Dear Lana,

It’s funny how you can perceive something so different from the way it actually unfolds.

The funny thing about photos is that they carry a timestamp. It was taken in a specific moment in time, and just as important as the contents of the photo itself is the digital imprint of the context of the photo. Recording the past in this way is an easy to way to tap into memories that you have otherwise forgotten. You can access your own memories through a different lens, as if you are Dumbledore taking the plunge in his own Pensieve.

I’ve come to realize that a lot of my memories are a function of selective perception.

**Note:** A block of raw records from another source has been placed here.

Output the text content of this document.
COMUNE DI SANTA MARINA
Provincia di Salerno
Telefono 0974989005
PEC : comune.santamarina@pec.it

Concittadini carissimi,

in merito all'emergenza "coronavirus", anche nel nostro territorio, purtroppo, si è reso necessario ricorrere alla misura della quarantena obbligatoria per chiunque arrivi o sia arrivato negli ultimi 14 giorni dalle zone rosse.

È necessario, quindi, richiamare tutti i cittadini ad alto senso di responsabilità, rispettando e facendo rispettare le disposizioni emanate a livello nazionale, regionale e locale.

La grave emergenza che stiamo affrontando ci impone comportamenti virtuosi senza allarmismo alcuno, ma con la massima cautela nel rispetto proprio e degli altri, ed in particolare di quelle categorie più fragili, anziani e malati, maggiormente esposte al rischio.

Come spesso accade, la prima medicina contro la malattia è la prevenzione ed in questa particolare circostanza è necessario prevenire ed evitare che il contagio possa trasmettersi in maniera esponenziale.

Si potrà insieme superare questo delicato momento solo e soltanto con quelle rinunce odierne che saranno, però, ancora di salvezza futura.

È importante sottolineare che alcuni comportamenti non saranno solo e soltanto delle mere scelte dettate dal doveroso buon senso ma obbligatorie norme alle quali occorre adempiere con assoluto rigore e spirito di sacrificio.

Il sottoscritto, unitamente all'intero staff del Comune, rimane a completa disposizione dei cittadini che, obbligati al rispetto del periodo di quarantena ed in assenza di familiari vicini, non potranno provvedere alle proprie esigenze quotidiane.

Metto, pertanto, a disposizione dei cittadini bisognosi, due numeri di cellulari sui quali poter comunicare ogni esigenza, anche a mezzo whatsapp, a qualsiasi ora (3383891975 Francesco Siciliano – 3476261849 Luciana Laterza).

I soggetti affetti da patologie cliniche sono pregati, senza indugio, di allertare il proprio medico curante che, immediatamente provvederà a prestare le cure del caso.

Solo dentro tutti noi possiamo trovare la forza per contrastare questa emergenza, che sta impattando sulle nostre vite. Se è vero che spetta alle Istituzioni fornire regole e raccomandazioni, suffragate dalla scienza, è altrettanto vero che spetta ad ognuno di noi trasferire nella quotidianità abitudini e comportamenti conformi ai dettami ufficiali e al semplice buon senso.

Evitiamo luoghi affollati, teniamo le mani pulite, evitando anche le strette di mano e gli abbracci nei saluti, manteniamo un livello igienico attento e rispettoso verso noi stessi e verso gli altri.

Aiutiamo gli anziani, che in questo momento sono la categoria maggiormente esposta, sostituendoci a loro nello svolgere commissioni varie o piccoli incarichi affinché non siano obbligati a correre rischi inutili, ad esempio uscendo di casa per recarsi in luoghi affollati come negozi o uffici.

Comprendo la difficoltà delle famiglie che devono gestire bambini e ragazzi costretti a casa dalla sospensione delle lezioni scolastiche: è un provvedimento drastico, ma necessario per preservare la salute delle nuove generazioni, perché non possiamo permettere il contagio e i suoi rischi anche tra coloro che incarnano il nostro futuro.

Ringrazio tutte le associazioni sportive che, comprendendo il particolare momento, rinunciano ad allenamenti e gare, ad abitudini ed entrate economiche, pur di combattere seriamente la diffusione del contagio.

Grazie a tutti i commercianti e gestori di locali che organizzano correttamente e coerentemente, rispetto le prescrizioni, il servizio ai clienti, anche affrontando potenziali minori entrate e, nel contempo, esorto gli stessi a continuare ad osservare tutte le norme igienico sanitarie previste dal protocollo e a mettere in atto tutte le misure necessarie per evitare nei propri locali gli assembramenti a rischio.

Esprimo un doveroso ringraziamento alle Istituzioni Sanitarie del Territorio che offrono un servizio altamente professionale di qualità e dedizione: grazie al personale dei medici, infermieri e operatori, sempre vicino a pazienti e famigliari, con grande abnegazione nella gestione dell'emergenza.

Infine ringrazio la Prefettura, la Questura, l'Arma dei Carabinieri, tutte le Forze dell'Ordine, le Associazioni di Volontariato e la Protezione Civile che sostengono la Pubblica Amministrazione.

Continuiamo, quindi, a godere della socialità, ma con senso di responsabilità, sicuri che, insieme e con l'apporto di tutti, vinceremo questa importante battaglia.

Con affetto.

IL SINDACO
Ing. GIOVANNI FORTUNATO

Once we creative a narrative of how we believed our lives were in the past, we continue to keep memories that reinforce this narrative while discarding the ones that do not. Now that I have achieved some semblance of peace in my life, my life is not nearly as hectic as I remembered it to be. Was this what Romantic subjectivism meant?

There was a time when I viewed Romantic art as my favorite artistic movement. The emphasis on nature through a vivid palette captured the turbulence in which I saw the world unfolding in my adolescent eyes. I wrote a lot during this period — at least, by my standards then — and a lot of it was about the toxicity in which I saw the world.

Now that I reflect back on this period, it doesn’t seem as hectic. Aristotle may have said we are what we repeatedly do, but I think more accurately we are we we repeatedly notice. There is the world around us, but it is not the world we claim it to be. In this regard, I think it’s appropriate to acknowledge in the artist in us that constructs our own world. It is not the world of others because we do not notice what others observe. It is our world because we created it with our minds and our own perceptions. With that comes great power.